Once a probability of having been counted was allocated to each person in the PES, these probabilities had to be applied as weighting factors to each person in the census to adjust for undercount. The technique used, called XAID, is another multivariate technique. As distinct from the CHAID, XAID makes use of a continuous dependent variable, in this case, the probability of having been counted in the census.

In the XAID analysis, the same set of predictors was used as those used for the CHAID, except one predictor that was no longer applicable, i.e., whether or not the person said that he or she was counted. XAID analyses were done separately for each province. Two variables, namely household size and age group, featured prominently in all analyses.

The outcomes of the XAID analysis were used to impute a probability of having been enumerated for every census record, i.e., every person counted in the census. The reciprocals of these imputed values were taken as weights, and the subclasses defined by the categories in the XAID branches were taken as weighting classes. A weighting matrix, based on these subclasses, was developed for each province.

For example, in Eastern Cape, an African aged 0-1 years, living in a household containing two to five people, in a formal urban area, a commercial farm or a non-tribal rural area, was given a weight of 1,1549. This means that, to adjust for undercount, every baby meeting this description in Eastern Cape represented 1,1549 babies in the final count.

Also in Eastern Cape, those living in informal settlements in households containing two to five people were given a weight of 1,2067, irrespective of population group and age. (For a more detailed, technical description of the CHAID and XAID imputations and the resulting matrices of weights, the reader is referred to Calculating the undercount in Census ’96 Statistics South Africa, 1998).

Adjustments applied to households

For the preliminary estimates, no estimates of the extent of undercount of households were made.

In the final estimates, the CHAID and XAID techniques were applied separately to both households and individuals. A weight was therefore added to each household to take undercount of households into account.

The following variables were included in the CHAID household imputations:

  • Whether or not the respondent said household was visited.

  • Household size.

  • EA type.

  • Gender of the head of the household.

  • Population group of the head of the household.

On the basis of the XAID, a weighting matrix for households was developed. For example, in Eastern Cape, a household of six or more people in formal urban, informal urban or traditional, non-urban areas with an African head of household obtained a weight of 1,0269. This means that, to adjust for undercount, every household meeting this description in Eastern Cape represented 1,0269 households in the final count.

Taking hostel-dwellers and institutions into account

Originally, hostels were included in the 1% PES sample. However, during the matching process, it was found that matching was not possible. There is a high level of mobility of hostel-dwellers, particularly towards the end of the year when the PES was conducted, and people were returning home for holidays or else they were returning home because their contracts had ended.

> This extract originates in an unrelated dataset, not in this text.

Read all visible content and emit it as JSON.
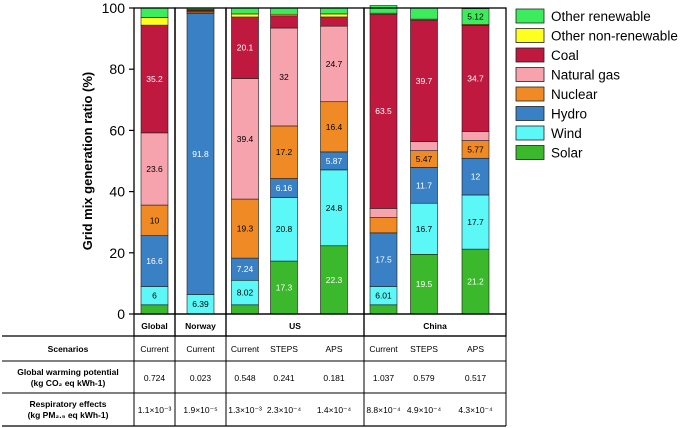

When final estimates were first calculated, hostel-dwellers and other institutional dwellers were given a weight of 1, which means they remained unadjusted by the PES, but this method could have led to an underestimate of young males. Instead, a simplified set of weighting matrices were developed for the non-institutional population by province, population group, gender and age. These were checked against the XAID weights for consistency; and then the simplified weight for the appropriate demographic category was applied for each hostel or institutional dweller.